Hi Atlaswealth - in your Moz campaigns, you can choose any keywords you'd like to track (and we keep those private -- we don't share them with the broader KW Universe corpus for KW Explorer). So while there may be some KWs that overlap with KW Explorer's universe, it's likely that most of the keywords you've chosen to specifically rank track aren't included there, and are unique to your own tracking, which is why the disparate numbers appear.
Thanks Rand.
That makes perfect sense. We are financial advisers to Australian expats so I guess our keywords are very niche. Great post today on link building by the way. Mental illness affects us all.
Cheers,
Brett
I'm noticing straightaway that keywords I know I rank for aren't appearing when I try keyword by site. And I can confirm by searching the keyword I feel is missing in keyword explorer as a keyword and see my domain popup as a top ranking domain in SERPs. Any suggestions as to how to be more confident with keyword by site results? :/
Hi Expio - that's as it should be! We can't possibly and would never try to track every possible keyword anyone ever searches for or every combination of words and phrases that exist. KW Explorer's universe encompasses ~40mm search terms and phrases in the US, in English. These are representative of many of the most popular, searched-for terms in Google US. But, there should be billions of keywords outside that world we don't track.
Dear Moz Team i have a very important question, i own the domain www.uae.car & www.uae.cars and whenever i use your tool to check my ranking it keeps showing error can't show data, i'm really frasturated and i wanted to use your services to track my SEO campgin with the hired company, i really don't know what is the problem exactly
Hi there, UAE.CARS! I'm really sorry to hear you've run into such frustration, thanks for letting us know. I'd recommend shooting our friendly Help Team a message at [email protected]; they will be the best people to help you find an answer to this. I hope that helps a bit!
Excellent contribution. I will certainly put it into practice.
Thanks!
Rand, this is an amazing post! Thanks.
Well put together tool - thanks for explaining it Rand :-)
For example, I use Ahrefs to search for keywords from other websites and thus find synonyms for other words that I have already repeated before.
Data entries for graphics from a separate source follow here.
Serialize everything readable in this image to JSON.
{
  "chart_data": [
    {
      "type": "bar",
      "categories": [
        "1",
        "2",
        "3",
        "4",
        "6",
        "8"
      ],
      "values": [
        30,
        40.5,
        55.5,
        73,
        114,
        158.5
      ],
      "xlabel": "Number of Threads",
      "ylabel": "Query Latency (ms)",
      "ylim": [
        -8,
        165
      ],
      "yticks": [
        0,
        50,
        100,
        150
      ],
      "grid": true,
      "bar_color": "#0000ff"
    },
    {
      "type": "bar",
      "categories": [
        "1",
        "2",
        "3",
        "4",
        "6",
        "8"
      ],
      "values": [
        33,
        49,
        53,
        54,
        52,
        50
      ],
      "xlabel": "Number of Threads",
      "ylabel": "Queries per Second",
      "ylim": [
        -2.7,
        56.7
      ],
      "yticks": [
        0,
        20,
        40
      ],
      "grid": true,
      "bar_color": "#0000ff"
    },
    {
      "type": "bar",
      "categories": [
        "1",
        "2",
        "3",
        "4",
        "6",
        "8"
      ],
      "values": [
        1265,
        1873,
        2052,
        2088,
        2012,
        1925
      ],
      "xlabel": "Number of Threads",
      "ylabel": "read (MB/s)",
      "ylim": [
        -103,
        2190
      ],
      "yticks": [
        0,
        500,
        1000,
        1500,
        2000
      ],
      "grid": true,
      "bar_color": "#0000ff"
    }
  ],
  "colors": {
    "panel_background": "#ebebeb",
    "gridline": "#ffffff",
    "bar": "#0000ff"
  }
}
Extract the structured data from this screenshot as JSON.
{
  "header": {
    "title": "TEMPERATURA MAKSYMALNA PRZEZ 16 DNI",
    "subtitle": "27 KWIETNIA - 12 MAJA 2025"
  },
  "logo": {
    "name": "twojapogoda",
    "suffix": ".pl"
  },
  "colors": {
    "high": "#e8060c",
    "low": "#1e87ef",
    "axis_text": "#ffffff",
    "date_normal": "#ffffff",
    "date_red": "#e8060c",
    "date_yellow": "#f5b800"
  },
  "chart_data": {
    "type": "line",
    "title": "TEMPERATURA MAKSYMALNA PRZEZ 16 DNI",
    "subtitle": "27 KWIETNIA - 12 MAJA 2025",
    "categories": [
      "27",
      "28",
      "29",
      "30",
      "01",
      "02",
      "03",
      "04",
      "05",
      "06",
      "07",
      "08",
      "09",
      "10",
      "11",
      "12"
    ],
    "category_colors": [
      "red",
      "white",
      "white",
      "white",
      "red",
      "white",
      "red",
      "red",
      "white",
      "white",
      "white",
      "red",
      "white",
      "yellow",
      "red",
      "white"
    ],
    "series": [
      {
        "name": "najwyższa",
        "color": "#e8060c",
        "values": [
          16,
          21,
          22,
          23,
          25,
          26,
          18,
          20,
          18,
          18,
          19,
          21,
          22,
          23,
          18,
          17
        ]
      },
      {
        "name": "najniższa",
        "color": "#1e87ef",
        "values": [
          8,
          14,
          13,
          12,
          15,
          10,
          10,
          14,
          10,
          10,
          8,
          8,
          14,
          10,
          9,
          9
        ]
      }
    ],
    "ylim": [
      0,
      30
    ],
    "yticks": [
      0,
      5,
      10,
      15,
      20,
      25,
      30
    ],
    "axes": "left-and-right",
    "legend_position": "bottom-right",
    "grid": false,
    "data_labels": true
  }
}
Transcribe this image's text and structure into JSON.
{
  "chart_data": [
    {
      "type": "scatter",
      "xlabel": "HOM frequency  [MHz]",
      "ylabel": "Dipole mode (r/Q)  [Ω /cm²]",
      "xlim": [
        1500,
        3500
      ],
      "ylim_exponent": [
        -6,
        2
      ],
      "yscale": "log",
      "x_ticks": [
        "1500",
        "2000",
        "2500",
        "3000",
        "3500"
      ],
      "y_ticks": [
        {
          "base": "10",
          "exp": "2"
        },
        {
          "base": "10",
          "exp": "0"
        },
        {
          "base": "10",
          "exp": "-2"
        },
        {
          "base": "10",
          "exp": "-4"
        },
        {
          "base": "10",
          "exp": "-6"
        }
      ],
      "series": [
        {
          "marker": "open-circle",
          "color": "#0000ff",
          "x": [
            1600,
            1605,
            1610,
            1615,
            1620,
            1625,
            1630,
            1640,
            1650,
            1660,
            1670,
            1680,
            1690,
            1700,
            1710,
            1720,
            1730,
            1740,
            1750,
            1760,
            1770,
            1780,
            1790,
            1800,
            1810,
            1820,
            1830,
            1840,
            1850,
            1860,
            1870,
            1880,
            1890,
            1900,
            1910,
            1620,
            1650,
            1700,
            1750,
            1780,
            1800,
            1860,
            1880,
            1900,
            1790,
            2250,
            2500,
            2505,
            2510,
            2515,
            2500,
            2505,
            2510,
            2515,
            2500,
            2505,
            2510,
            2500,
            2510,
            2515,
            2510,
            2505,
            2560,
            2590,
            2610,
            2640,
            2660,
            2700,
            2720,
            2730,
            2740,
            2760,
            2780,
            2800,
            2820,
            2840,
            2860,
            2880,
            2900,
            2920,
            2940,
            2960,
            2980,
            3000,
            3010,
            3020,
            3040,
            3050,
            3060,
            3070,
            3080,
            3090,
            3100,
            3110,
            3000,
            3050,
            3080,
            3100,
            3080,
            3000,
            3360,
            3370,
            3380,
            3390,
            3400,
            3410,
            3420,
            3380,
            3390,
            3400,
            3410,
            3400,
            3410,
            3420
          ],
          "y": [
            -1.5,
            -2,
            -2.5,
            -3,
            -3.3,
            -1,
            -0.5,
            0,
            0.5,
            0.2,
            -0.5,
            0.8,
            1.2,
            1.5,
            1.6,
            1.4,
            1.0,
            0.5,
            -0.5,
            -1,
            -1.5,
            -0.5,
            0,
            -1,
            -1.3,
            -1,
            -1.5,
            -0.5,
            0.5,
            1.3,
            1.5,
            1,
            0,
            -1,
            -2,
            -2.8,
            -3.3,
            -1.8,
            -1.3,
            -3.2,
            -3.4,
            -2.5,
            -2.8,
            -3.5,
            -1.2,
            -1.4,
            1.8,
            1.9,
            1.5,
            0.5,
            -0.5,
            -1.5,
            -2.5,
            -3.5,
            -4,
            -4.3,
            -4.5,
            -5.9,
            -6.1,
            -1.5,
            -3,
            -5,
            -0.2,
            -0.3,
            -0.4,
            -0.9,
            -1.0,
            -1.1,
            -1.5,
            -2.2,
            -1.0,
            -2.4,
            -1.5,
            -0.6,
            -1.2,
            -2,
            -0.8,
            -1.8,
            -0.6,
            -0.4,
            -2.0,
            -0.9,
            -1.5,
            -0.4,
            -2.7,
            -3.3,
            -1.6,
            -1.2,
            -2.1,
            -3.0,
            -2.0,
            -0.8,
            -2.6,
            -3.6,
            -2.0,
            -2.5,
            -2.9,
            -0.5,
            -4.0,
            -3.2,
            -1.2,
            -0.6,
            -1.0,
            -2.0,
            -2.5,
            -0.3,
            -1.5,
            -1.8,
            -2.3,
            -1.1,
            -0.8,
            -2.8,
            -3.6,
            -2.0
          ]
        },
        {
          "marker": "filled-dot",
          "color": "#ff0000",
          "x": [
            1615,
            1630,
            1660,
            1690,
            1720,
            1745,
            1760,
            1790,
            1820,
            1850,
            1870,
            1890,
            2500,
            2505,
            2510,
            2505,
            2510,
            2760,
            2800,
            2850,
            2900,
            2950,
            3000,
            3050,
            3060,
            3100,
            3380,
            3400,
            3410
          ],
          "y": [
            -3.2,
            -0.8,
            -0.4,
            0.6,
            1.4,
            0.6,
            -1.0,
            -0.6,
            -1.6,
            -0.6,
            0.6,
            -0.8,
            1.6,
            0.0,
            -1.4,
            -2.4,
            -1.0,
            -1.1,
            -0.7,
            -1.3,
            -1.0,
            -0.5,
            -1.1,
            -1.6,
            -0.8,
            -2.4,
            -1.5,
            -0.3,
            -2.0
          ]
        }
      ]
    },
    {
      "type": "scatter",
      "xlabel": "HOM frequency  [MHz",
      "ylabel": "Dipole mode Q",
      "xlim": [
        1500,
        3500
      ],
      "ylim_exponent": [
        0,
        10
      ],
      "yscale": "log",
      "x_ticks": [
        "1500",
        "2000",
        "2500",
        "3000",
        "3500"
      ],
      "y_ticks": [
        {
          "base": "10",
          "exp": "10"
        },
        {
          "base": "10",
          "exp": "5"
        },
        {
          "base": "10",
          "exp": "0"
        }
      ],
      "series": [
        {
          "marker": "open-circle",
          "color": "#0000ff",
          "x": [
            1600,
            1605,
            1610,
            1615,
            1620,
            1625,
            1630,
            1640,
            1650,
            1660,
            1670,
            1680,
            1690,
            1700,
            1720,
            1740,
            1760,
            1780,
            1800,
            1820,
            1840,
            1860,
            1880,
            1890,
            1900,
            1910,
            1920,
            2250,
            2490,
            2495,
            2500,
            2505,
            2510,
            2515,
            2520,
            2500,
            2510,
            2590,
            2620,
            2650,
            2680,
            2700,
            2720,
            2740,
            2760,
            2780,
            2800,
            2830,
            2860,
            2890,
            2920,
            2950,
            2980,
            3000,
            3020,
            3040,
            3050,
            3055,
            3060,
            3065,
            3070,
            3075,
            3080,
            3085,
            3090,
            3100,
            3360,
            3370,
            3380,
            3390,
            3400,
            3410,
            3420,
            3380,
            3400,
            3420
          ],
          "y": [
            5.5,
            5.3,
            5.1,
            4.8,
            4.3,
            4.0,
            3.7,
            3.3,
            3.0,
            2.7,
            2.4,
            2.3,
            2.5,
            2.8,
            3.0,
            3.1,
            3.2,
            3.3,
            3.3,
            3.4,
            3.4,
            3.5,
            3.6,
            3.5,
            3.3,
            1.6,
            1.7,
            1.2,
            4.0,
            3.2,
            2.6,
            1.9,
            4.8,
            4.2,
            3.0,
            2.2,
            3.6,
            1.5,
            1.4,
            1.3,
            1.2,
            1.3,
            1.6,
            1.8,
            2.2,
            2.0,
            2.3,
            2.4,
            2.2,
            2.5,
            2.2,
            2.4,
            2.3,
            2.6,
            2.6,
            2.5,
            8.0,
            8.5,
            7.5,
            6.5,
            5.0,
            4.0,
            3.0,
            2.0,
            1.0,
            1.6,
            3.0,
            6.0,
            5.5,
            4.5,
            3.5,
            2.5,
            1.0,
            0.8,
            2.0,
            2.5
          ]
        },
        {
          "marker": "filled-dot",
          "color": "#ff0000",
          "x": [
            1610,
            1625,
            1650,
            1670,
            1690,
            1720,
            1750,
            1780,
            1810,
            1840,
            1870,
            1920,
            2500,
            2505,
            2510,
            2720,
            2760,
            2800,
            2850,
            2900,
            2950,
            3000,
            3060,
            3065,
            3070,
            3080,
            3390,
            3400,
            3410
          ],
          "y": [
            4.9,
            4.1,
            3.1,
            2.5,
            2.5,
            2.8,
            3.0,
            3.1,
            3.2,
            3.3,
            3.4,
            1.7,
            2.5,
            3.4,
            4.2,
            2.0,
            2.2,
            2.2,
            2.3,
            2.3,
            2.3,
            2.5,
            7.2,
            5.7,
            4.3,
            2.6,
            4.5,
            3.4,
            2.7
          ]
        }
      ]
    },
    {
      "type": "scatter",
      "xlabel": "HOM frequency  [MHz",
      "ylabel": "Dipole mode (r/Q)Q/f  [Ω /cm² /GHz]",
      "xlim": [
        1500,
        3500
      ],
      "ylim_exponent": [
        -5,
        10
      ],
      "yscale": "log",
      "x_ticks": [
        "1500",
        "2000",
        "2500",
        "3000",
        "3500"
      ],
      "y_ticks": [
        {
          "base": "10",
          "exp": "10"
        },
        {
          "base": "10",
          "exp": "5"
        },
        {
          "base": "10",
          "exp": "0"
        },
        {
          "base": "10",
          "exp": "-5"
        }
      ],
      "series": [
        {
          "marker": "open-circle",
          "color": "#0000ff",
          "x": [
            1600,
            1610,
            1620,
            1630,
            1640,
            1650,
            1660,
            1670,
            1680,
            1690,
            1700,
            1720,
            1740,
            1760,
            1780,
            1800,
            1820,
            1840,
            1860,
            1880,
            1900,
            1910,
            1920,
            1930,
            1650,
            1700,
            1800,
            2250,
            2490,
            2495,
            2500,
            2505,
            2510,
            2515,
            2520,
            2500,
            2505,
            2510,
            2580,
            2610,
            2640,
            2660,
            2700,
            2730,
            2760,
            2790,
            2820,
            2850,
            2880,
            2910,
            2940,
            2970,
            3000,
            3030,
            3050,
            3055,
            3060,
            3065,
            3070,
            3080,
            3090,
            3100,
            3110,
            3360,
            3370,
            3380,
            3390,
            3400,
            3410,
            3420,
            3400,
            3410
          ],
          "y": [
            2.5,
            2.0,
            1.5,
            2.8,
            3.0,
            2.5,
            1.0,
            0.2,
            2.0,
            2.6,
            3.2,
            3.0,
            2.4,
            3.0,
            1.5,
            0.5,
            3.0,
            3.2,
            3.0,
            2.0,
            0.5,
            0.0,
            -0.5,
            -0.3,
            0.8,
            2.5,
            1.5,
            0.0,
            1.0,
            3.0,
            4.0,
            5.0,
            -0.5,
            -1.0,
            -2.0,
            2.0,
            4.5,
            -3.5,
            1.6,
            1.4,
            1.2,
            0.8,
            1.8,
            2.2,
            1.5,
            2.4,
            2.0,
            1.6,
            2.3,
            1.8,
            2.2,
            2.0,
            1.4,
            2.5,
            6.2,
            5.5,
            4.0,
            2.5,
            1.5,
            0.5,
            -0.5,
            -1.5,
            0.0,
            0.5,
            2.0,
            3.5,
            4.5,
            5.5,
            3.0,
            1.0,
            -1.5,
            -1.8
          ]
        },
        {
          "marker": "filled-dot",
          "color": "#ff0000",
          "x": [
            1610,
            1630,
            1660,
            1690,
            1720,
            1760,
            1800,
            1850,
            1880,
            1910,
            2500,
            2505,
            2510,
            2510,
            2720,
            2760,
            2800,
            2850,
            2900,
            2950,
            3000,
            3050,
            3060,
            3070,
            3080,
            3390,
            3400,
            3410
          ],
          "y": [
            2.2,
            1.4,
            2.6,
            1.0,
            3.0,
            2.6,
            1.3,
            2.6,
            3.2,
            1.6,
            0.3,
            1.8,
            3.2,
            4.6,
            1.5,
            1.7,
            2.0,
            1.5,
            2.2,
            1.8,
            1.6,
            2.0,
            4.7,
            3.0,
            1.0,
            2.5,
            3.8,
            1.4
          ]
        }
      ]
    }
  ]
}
This enriches the vocabulary of that page and covers a larger number of keywords.
Good one!
Great work Moz team! I love this new tool you offer!
Hi Rand,
Great post and keyword tool!
I'm a visual person so love the Venn diagram. I like to place two competitors in there with a site I'm working on and really focus on the overlap that they have that I do not. That generally means they have something industry targeted we may be missing.